One of the first areas where GE is testing this technology is in its jet engine division where it estimates each engine can generate 1TB of data of data from a single flight. Multiply that by many flights per day and you are facing monumental amounts of data from just one industrial device.

Ruh claims that using data lake software cuts the time they can begin working with the data from days to minutes. How much did it improve the process? According to GE, they whittled down a data warehousing approach that took 30 days to ingest, structure, integrate and process and brought it down to 20 minutes with the data lake approach. Yes, you read it correctly, 20 minutes.

If that’s true and they claim that it is, that’s a remarkable level of efficiency gain and one that takes into account the massive amount of data they have to deal with from just their jet engine business.

But Ruh says, they didn’t stop there. They didn’t want to just have the data available fast for the sake of proving it could be done. They wanted to do something with that data, and use it to better understand how the engine was working and possibly even predict part failures before they happened.
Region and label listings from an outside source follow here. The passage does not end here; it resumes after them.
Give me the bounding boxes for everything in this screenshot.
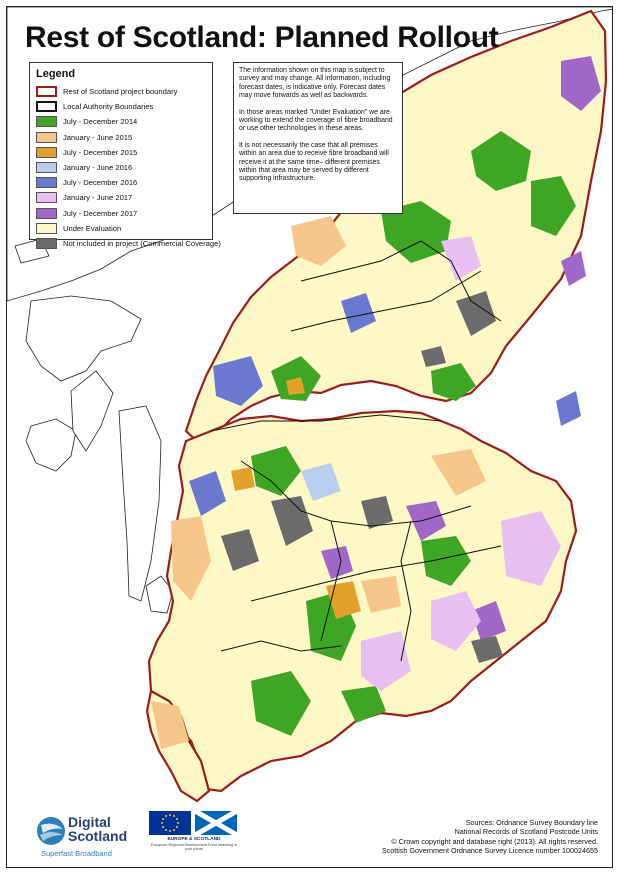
eu-flag-icon: [149, 811, 191, 835]
legend-label: Not included in project (Commercial Cove…: [63, 238, 221, 248]
legend-swatch: [36, 222, 57, 234]
legend-item: July - December 2016: [36, 175, 206, 190]
jura-island: [70, 370, 114, 452]
legend-label: July - December 2014: [63, 117, 138, 127]
map-title: Rest of Scotland: Planned Rollout: [25, 21, 499, 54]
legend-swatch: [36, 131, 57, 143]
legend-list: Rest of Scotland project boundary Local A…: [36, 84, 221, 251]
eu-scotland-logo: EUROPE & SCOTLAND European Regional Deve…: [147, 811, 243, 861]
legend-item: July - December 2014: [36, 114, 206, 129]
info-paragraph: In those areas marked "Under Evaluation"…: [239, 108, 393, 133]
islay-island: [25, 418, 77, 472]
legend-label: Local Authority Boundaries: [63, 102, 154, 112]
legend-swatch: [36, 162, 57, 174]
legend-item: Under Evaluation: [36, 221, 206, 236]
legend-swatch: [36, 192, 57, 204]
legend-swatch: [36, 177, 57, 189]
legend-item: January - June 2015: [36, 130, 206, 145]
sources-line: National Records of Scotland Postcode Un…: [454, 827, 598, 837]
local-authority-boundaries: [210, 240, 502, 662]
legend-label: Rest of Scotland project boundary: [63, 87, 178, 97]
legend-label: July - December 2015: [63, 147, 138, 157]
legend-label: July - December 2016: [63, 178, 138, 188]
legend-label: July - December 2017: [63, 208, 138, 218]
legend-item: July - December 2017: [36, 206, 206, 221]
sources-credit: Sources: Ordnance Survey Boundary line N…: [382, 818, 598, 855]
info-paragraph: The information shown on this map is sub…: [239, 67, 391, 100]
legend-item: Rest of Scotland project boundary: [36, 84, 206, 99]
eu-subcaption: European Regional Development Fund Inves…: [151, 843, 237, 852]
legend-title: Legend: [36, 68, 76, 80]
info-paragraph: It is not necessarily the case that all …: [239, 141, 389, 183]
legend-swatch: [36, 237, 57, 249]
legend-item: January - June 2016: [36, 160, 206, 175]
sources-line: Scottish Government Ordnance Survey Lice…: [381, 845, 598, 855]
legend-label: Under Evaluation: [63, 223, 122, 233]
legend-item: Not included in project (Commercial Cove…: [36, 236, 221, 251]
legend-swatch: [36, 116, 57, 128]
kintyre: [118, 405, 162, 602]
sources-line: Sources: Ordnance Survey Boundary line: [465, 818, 598, 827]
saltire-flag-icon: [195, 811, 237, 835]
map-frame: Rest of Scotland: Planned Rollout Legend…: [6, 6, 613, 868]
digital-scotland-line2: Scotland: [68, 828, 128, 844]
legend-label: January - June 2016: [63, 163, 133, 173]
rollout-patches: [151, 56, 601, 749]
digital-scotland-logo: Digital Scotland Superfast Broadband: [35, 813, 135, 859]
info-box: The information shown on this map is sub…: [233, 62, 403, 214]
digital-scotland-swoosh-icon: [37, 817, 65, 845]
digital-scotland-tagline: Superfast Broadband: [41, 849, 112, 858]
legend-swatch: [36, 86, 57, 98]
eu-caption: EUROPE & SCOTLAND: [167, 837, 221, 842]
legend-item: Local Authority Boundaries: [36, 99, 206, 114]
arran-island: [145, 575, 174, 614]
mull-island: [25, 295, 142, 382]
digital-scotland-line1: Digital: [68, 814, 111, 830]
legend-swatch: [36, 207, 57, 219]
legend-label: January - June 2017: [63, 193, 133, 203]
south-region: [147, 409, 578, 793]
legend-label: January - June 2015: [63, 132, 133, 142]
legend-item: January - June 2017: [36, 190, 206, 205]
legend-box: Legend Rest of Scotland project boundary…: [29, 62, 221, 249]
legend-item: July - December 2015: [36, 145, 206, 160]
legend-swatch: [36, 146, 57, 158]
legend-swatch: [36, 101, 57, 113]
sources-line: © Crown copyright and database right (20…: [391, 836, 598, 846]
To that end they combined it with technology they developed with the consulting firm Accenture to build a tool called Taleris, which they claim can actually accurately predict part failure. The trouble was that they needed a serious amount of data for the prediction platform to do its job. The data lake developed with Pivotal gives them that.

Zebra Technologies is another company thinking a lot about this. They are the folks who bought Motorola Handheld Solutions back in April for 3.45B. They see a big connection between what Zebra does in the barcode, receipt, kiosk and RFID printer business, the handheld scanning business they bought from Motorola and the future they see of sensors in the warehouse.

Phil Gerskovich, SVP of New Growth Platforms at Zebra Technologies says his company is very much thinking about how sensors will play out in the warehouse and he sees it involving one of three things:

What is it?
Where is It?
What is its condition?

And he says these questions can apply whether you’re talking about employees, fruit or blue jeans. For all the technology we have today, he says it’s still hard for many large warehouse operations to answer these questions and he believes sensors will change that. To that end his company has already developed a cloud-based software framework called Zatar, which he describes as a platform for connecting and managing millions of devices and connecting them to enterprise applications, which can then make use of the stream of information coming from the sensors in whichever way makes sense in the context of that particular piece of software.

As one more example of how this could work, when I was at Mobile World Congress last winter, SAP demonstrated a smart vending machine for me. The machine not only learned who I was and created a surprising level of social interaction between machine and human, it also broadcast information about itself back to the warehouse where humans could see if it was running out of product or if it was showing signs of needing maintenance soon. The system was designed in such a way that SAP claimed it could prioritize maintenance calls by location so that a machine needing attention at a stadium where there was an event that evening got a service call before some random office building.

Companies like Adatao and projects like these going on inside large companies like GE, Zebra and SAP are proofs of concept right now, but over time these types of companies and projects could have a profound impact on how we process and deal with big data. Part of the paradox of Big Data is that the more data we have, the more overwhelming it can be, but it often takes a large amount of data to give you the best outcomes.

The good news is there are companies trying to solve these problems today before the majority of the sensors are in place and the inevitable big data onslaught comes because the time to figure this all out is today, not after they are out there transmitting data.